Jetzt müsste die Netzwerkkarte von TwinCAT unterstützt werden.

MfG Cerberus


----------



## drfunfrock (15 August 2007)

Mittlerweile sollten auch alle Nicht-Intel-Karten funktionieren. Nur eines sollte man nicht machen, auf dieser Netzwerkkarte auch TCP/IP-Verkehr zu haben. Daher TCP/IP auf dieser Karte abschalten!


----------



## MarkusP (16 August 2007)

ACHTUNG: Meines Wissens nach, ist das System damit nicht mehr echtzeitfähig, aber allemal schneller als jede "normale" SPS.

LG


----------



## Cerberus (17 August 2007)

Das stimmt. Aber für die meisten Anwendungen ist es auch nicht schlimm, wenn die SPS nicht ganz so schnell wie in Echtzeit ist.


----------



## zotos (17 August 2007)

Cerberus schrieb:


> Das stimmt. Aber für die meisten Anwendungen ist es auch nicht schlimm, wenn die SPS nicht ganz so schnell wie in Echtzeit ist.

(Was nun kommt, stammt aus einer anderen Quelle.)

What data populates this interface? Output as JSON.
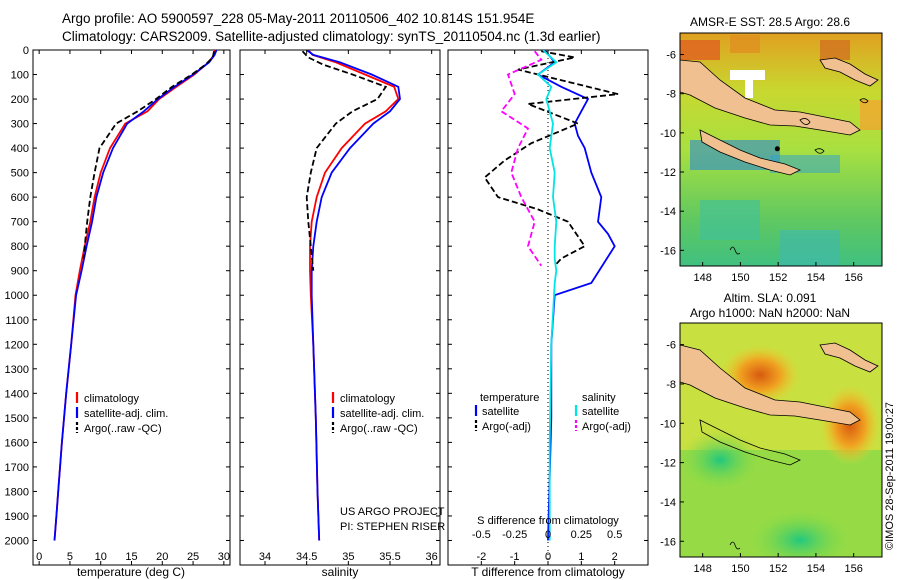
{
  "header": {
    "line1": "Argo profile: AO 5900597_228 05-May-2011 20110506_402 10.814S 151.954E",
    "line2": "Climatology: CARS2009. Satellite-adjusted climatology: synTS_20110504.nc (1.3d earlier)"
  },
  "colors": {
    "climatology": "#ff0000",
    "satellite": "#0000ff",
    "argo": "#000000",
    "sat_salinity": "#00e5e5",
    "argo_salinity": "#ff00ff"
  },
  "chart_data": [
    {
      "type": "line",
      "id": "temperature",
      "xlabel": "temperature (deg C)",
      "ylabel": "",
      "xlim": [
        -1,
        31
      ],
      "ylim": [
        2100,
        0
      ],
      "xticks": [
        0,
        5,
        10,
        15,
        20,
        25,
        30
      ],
      "yticks": [
        0,
        100,
        200,
        300,
        400,
        500,
        600,
        700,
        800,
        900,
        1000,
        1100,
        1200,
        1300,
        1400,
        1500,
        1600,
        1700,
        1800,
        1900,
        2000
      ],
      "legend": [
        "climatology",
        "satellite-adj. clim.",
        "Argo(..raw -QC)"
      ],
      "series": [
        {
          "name": "climatology",
          "color": "#ff0000",
          "dash": "solid",
          "x": [
            28.6,
            28.4,
            27.5,
            25.2,
            22.3,
            19.5,
            17.6,
            14.0,
            11.5,
            10.0,
            9.0,
            8.3,
            7.4,
            6.6,
            5.9,
            5.2,
            4.4,
            3.7,
            3.1,
            2.8,
            2.5
          ],
          "y": [
            0,
            20,
            50,
            100,
            150,
            200,
            250,
            300,
            400,
            500,
            600,
            700,
            800,
            900,
            1000,
            1200,
            1400,
            1600,
            1800,
            1900,
            2000
          ]
        },
        {
          "name": "satellite-adj. clim.",
          "color": "#0000ff",
          "dash": "solid",
          "x": [
            28.8,
            28.5,
            27.6,
            25.0,
            22.0,
            19.3,
            17.0,
            14.3,
            12.0,
            10.4,
            9.3,
            8.6,
            7.7,
            6.9,
            6.0,
            5.2,
            4.4,
            3.7,
            3.1,
            2.8,
            2.5
          ],
          "y": [
            0,
            20,
            50,
            100,
            150,
            200,
            250,
            300,
            400,
            500,
            600,
            700,
            800,
            900,
            1000,
            1200,
            1400,
            1600,
            1800,
            1900,
            2000
          ]
        },
        {
          "name": "Argo(..raw -QC)",
          "color": "#000000",
          "dash": "dash",
          "x": [
            28.4,
            28.2,
            27.0,
            24.8,
            21.6,
            19.0,
            16.0,
            12.5,
            9.8,
            9.0,
            8.3,
            7.8,
            7.2
          ],
          "y": [
            5,
            30,
            60,
            100,
            150,
            200,
            250,
            300,
            400,
            500,
            600,
            700,
            850
          ]
        }
      ]
    },
    {
      "type": "line",
      "id": "salinity",
      "xlabel": "salinity",
      "xlim": [
        33.7,
        36.1
      ],
      "ylim": [
        2100,
        0
      ],
      "xticks": [
        34,
        34.5,
        35,
        35.5,
        36
      ],
      "legend": [
        "climatology",
        "satellite-adj. clim.",
        "Argo(..raw -QC)"
      ],
      "annotations": [
        "US ARGO PROJECT",
        "PI: STEPHEN RISER"
      ],
      "series": [
        {
          "name": "climatology",
          "color": "#ff0000",
          "dash": "solid",
          "x": [
            34.52,
            34.57,
            34.85,
            35.2,
            35.55,
            35.6,
            35.45,
            35.2,
            34.92,
            34.72,
            34.62,
            34.56,
            34.54,
            34.54,
            34.55,
            34.58,
            34.61,
            34.63,
            34.65
          ],
          "y": [
            0,
            20,
            50,
            100,
            150,
            200,
            250,
            300,
            400,
            500,
            600,
            700,
            800,
            900,
            1000,
            1200,
            1500,
            1800,
            2000
          ]
        },
        {
          "name": "satellite-adj. clim.",
          "color": "#0000ff",
          "dash": "solid",
          "x": [
            34.5,
            34.58,
            34.9,
            35.28,
            35.6,
            35.62,
            35.5,
            35.3,
            35.02,
            34.8,
            34.68,
            34.62,
            34.58,
            34.56,
            34.56,
            34.58,
            34.61,
            34.63,
            34.65
          ],
          "y": [
            0,
            20,
            50,
            100,
            150,
            200,
            250,
            300,
            400,
            500,
            600,
            700,
            800,
            900,
            1000,
            1200,
            1500,
            1800,
            2000
          ]
        },
        {
          "name": "Argo(..raw -QC)",
          "color": "#000000",
          "dash": "dash",
          "x": [
            34.45,
            34.52,
            34.7,
            35.05,
            35.45,
            35.35,
            35.05,
            34.85,
            34.62,
            34.55,
            34.5,
            34.52,
            34.55,
            34.58
          ],
          "y": [
            5,
            30,
            60,
            100,
            150,
            200,
            250,
            300,
            400,
            500,
            600,
            700,
            800,
            900
          ]
        }
      ]
    },
    {
      "type": "line",
      "id": "difference",
      "xlabel": "T difference from climatology",
      "xlabel2": "S difference from climatology",
      "xlim": [
        -3,
        3
      ],
      "ylim": [
        2100,
        0
      ],
      "xticks": [
        -2,
        -1,
        0,
        1,
        2
      ],
      "xtick_labels": [
        "-2",
        "-1",
        "0",
        "1",
        "2"
      ],
      "xticks_s": [
        -2,
        -1,
        0,
        1,
        2
      ],
      "xtick_labels_s": [
        "-0.5",
        "-0.25",
        "0",
        "0.25",
        "0.5"
      ],
      "legend_groups": [
        "temperature",
        "salinity"
      ],
      "legend": [
        "satellite",
        "Argo(-adj)",
        "satellite",
        "Argo(-adj)"
      ],
      "series": [
        {
          "name": "T satellite",
          "color": "#0000ff",
          "dash": "solid",
          "x": [
            -0.1,
            0.2,
            -0.3,
            0.4,
            1.2,
            1.0,
            0.8,
            0.9,
            1.1,
            1.3,
            1.6,
            1.5,
            1.8,
            2.0,
            1.3,
            0.2,
            0.1,
            0.1,
            0.0
          ],
          "y": [
            0,
            50,
            100,
            150,
            200,
            250,
            300,
            350,
            400,
            500,
            600,
            700,
            750,
            800,
            950,
            1000,
            1200,
            1500,
            2000
          ]
        },
        {
          "name": "T Argo(-adj)",
          "color": "#000000",
          "dash": "dash",
          "x": [
            -0.2,
            0.8,
            -0.9,
            2.1,
            -0.6,
            0.9,
            -0.5,
            -1.3,
            -1.9,
            -1.5,
            -0.3,
            0.6,
            1.1,
            0.4,
            0.2
          ],
          "y": [
            5,
            30,
            80,
            180,
            220,
            300,
            380,
            450,
            520,
            600,
            650,
            700,
            800,
            850,
            880
          ]
        },
        {
          "name": "S satellite",
          "color": "#00e5e5",
          "dash": "solid",
          "x": [
            -0.15,
            0.25,
            -0.3,
            0.1,
            -0.05,
            0.15,
            0.05,
            0.2,
            0.15,
            0.25,
            0.2,
            0.2,
            0.25,
            0.2,
            0.1,
            0.05,
            0.05
          ],
          "y": [
            0,
            50,
            100,
            150,
            200,
            300,
            400,
            500,
            600,
            700,
            800,
            850,
            900,
            950,
            1200,
            1600,
            2000
          ]
        },
        {
          "name": "S Argo(-adj)",
          "color": "#ff00ff",
          "dash": "dash",
          "x": [
            -0.4,
            -0.2,
            -1.2,
            -1.0,
            -1.4,
            -0.6,
            -0.9,
            -1.1,
            -0.8,
            -0.4,
            -0.6,
            -0.2
          ],
          "y": [
            5,
            40,
            100,
            180,
            250,
            320,
            400,
            500,
            600,
            700,
            800,
            880
          ]
        }
      ]
    }
  ],
  "map_sst": {
    "title": "AMSR-E SST: 28.5  Argo: 28.6",
    "xticks": [
      148,
      150,
      152,
      154,
      156
    ],
    "yticks": [
      -6,
      -8,
      -10,
      -12,
      -14,
      -16
    ],
    "argo_lon": 151.954,
    "argo_lat": -10.814
  },
  "map_sla": {
    "title1": "Altim. SLA: 0.091",
    "title2": "Argo h1000: NaN  h2000: NaN",
    "xticks": [
      148,
      150,
      152,
      154,
      156
    ],
    "yticks": [
      -6,
      -8,
      -10,
      -12,
      -14,
      -16
    ]
  },
  "credit": "©IMOS 28-Sep-2011 19:00:27"
}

Echtzeit != schnelle Geschwindigkeit

Auch ein 1-Sekunde Zyklus kann Echtzeit sein.

Echtzeit


----------



## MarkusP (17 August 2007)

zotos schrieb:


> Echtzeit != schnelle Geschwindigkeit
> 
> Auch ein 1-Sekunde Zyklus kann Echtzeit sein.
> 
> Echtzeit


 
Das wird nun aber nicht mehr wirklich als Echtzeit bezeichnet.

Klasse A 100 ms Bedingte Echtzeit
Klasse B 10 ms Nahezu Echtzeit
Klasse C <1 ms Harte Echtzeit

So, nun genug der "Wortklauberei", ich wollte lediglich darauf hinweisen, dass mit den anderen Treibern die "Echtzeitfähigkeit" verloren geht.

Liebe Grüße


----------



## Fx64 (17 August 2007)

Na da sind wohl unterschiedliche eigene Definitionen des Begriffes "Echtzeit" vorhanden. Zotos liegt aber schon richtig .

Viele Grüße


----------



## zotos (17 August 2007)

Es ist oft ein Unterschied zwischen der Bedeutung von Worten (laut definition) und dem was man darunter versteht.

Aber die Klassifizierung:


MarkusP schrieb:


> ...
> Klasse A 100 ms Bedingte Echtzeit
> Klasse B 10 ms Nahezu Echtzeit
> Klasse C <1 ms Harte Echtzeit
> ...



Ist mir neu. Ich habe zwar schon oft was von Harter Echtzeit gelesen aber nie nach geschaut in welcher Größenordnung das liegt.

Kannst Du noch die Quelle der Klassifizierung angeben (ich habe noch nicht gegooglet). Da sind ja einige SPSen nur im Bereich Bedingter Echtzeit.


----------



## Nitrozin (17 August 2007)

Hi,
soweit ich weiss ist der Unterschied zwischen harter und weicher Echtzeit nicht an einen Zeitraum oder eine Zykluszeit gekoppelt, sondern nur an die Aussage das die zeitlichen Vorgaben in 100% der Fälle eingehalten werden müssen (harte Echtzeit), im anderen Fall eben nicht (weiche Echtzeit).

Gruß Volker


----------